The company, which makes innovative, functional, and fashion-oriented footwear under the Simple®, UGG®, and Teva®, TSUBO® and Deckers® brands, said it earned $4.05 per share for the fourth quarter, excluding charges, compared to $2.69 per share a year ago on the same basis. Sales increased 56 percent to $303.5 million.

Analysts on average were looking for earnings of $3.95 per share for the quarter. On a GAAP basis, which includes a pre-tax non-cash write down of $20.9 million, earnings were $3.07 per share.

For the full year, Deckers earned $7.27 per share on a non-GAAP basis compared to $5.06 per share last year. Sales grew 53 percent to $689.4 million.

But there are signs that business is weakening. While the company’s backlog of orders from its wholesale customers was up over 40 percent at December 31, inventories increased 79 percent to $92.7 million in the quarter.

One analyst, from Susquehanna Financial, said that “the inventory levels are not comforting in this economic environment,” and that there could be a huge back-up of product that they will need to move somehow.

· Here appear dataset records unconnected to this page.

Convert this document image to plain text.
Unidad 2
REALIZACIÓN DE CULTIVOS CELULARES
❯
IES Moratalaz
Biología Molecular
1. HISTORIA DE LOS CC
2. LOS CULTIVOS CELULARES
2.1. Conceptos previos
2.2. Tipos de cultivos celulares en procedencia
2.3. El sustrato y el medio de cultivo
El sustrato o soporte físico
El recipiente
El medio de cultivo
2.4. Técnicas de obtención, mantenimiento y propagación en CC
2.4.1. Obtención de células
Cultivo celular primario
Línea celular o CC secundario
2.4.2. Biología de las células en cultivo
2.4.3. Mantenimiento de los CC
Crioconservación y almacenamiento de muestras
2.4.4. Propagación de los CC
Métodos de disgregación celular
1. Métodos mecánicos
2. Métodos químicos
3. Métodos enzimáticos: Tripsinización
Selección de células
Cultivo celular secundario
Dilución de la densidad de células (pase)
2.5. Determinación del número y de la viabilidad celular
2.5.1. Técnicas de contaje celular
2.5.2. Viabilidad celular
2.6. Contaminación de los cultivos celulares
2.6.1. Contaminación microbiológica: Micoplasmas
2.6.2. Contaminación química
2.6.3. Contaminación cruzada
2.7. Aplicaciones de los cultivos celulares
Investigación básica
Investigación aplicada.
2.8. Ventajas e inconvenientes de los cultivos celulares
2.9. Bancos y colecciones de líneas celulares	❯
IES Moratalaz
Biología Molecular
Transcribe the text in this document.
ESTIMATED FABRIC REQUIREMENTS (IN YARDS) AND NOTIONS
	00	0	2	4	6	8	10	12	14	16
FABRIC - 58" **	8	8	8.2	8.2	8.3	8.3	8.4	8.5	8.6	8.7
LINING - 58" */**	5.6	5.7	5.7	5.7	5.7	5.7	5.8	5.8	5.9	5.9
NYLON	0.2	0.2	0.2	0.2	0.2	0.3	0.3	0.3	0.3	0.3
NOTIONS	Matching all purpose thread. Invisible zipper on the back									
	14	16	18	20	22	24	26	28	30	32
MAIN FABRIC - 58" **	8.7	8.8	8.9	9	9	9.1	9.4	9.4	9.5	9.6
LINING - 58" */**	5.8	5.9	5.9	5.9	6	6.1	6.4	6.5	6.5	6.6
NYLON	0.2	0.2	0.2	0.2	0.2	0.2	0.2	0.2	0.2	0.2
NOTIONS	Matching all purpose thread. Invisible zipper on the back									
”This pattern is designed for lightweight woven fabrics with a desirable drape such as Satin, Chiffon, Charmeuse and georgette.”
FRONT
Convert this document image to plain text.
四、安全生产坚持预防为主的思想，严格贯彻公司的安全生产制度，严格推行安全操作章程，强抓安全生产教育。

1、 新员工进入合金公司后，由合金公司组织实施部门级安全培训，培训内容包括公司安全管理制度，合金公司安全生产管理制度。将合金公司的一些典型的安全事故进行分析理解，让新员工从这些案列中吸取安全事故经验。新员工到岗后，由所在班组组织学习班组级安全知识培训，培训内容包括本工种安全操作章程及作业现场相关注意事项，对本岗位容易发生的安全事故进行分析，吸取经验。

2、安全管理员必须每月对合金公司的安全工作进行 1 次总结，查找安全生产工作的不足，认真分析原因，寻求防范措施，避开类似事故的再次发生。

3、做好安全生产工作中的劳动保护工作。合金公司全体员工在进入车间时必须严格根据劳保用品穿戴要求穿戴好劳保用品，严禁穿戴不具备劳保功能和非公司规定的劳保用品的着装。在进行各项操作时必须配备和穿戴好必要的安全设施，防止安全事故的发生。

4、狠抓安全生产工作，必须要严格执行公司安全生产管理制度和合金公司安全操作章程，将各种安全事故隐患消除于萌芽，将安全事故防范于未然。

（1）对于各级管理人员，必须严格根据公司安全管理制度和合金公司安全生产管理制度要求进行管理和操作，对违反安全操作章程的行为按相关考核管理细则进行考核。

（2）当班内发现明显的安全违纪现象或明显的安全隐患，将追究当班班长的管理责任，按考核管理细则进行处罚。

Deckers also said it expects earnings for the current quarter to fall about 28 percent due to higher costs related to new retail stores, warehouse operations and general administrative costs.

That didn’t sit well with analysts who were looking for an earnings increase of 10 percent for the quarter. For the full-year the expectations are for flat earnings growth ($7.27 per share, non-GAAP or lower) when analysts were looking for $8.05 per share.

Deckers’ UGG sheepskin footwear brand continues to sell well. Sales rose 62 percent in the quarter to $288 million. The current economic environment is helping its sales, analysts say, as retailers are sticking with proven winners when it comes to placing orders and reorders. Teva sales fell nearly two percent in fiscal ’08, while Simple sales grew 27 percent for the year.

Chairman, President and CEO Angel Martinez said the company is fully cognizant of the challenges confronting the industry and that’s why the company made such modest growth assumptions for the year (in addition to flat earnings, the company is forecasting just 6 percent to 9 percent revenue growth).

“That said, we remain confident about our long-term prospects and believe that the current retail environment is creating new opportunities for market share gains,” he said.